I’ve shaded areas where land was developed since the map was printed, and I’ve outlined in red areas that had been built as far as I know, by the time I came to Winslow a few years later. Here's a key to the numbers on the map.
I moved to the town as a baby (with much help from Mum and Dad) in 1959. We lived in Church Street until not long after I started at the now closed primary school (6) in Sheep Street.
The Winslow County Secondary School opened in the same year we moved to Winslow. It would be a long time, as the oldest of three boys, before I was even aware of it.
We moved to Demoram Close. I wasn’t impressed, as this meant it was too far away from the school for me to come home for lunch. But the house did have a fine big garden.

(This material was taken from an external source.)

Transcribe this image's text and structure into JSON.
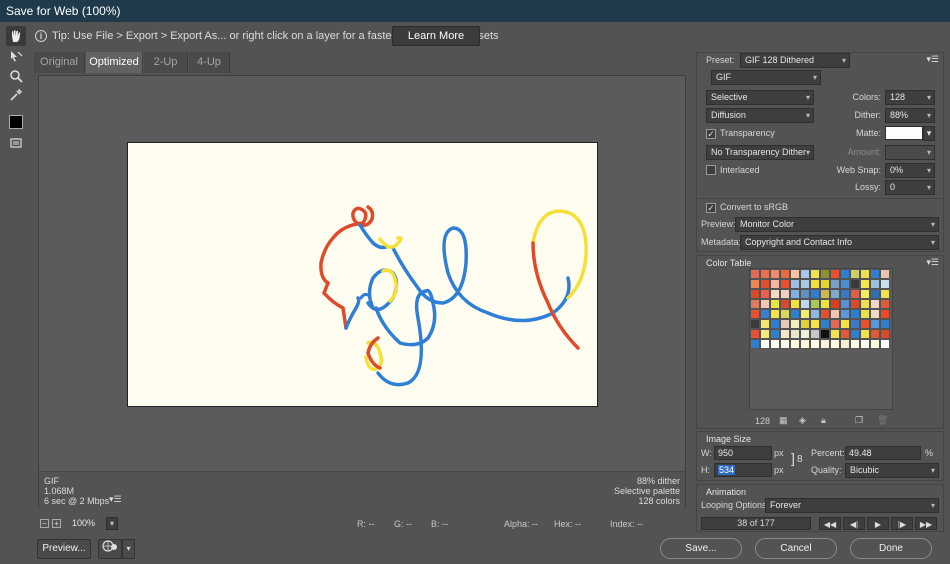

This part of the map dates the its surveying to 1950 or 51; the houses on the West side of Demoram Close are shown, but the ones on the East side, including the house we lived in hadn’t been built by then. By the way, some of my uncles were bricklayers employed on the building of the close.
I’m not sure when the bungalows nearby at Tinkers End were built, but I remember them as a boy so I’ve outlined them in red, too.
The Elmfields Estate was established by 1965.
The railway station closed on 30th December 1967. I do remember it, but only after it was closed. The new station is now being constructed in the shaded area just to the North of the railway.
My primary school closed in the 1980s, with a new school being built on the Magpie Farm estate, between (4) and (5) on this map.
When it's helpful I’ll be showing you a few more maps like this, including some older ones, from now on.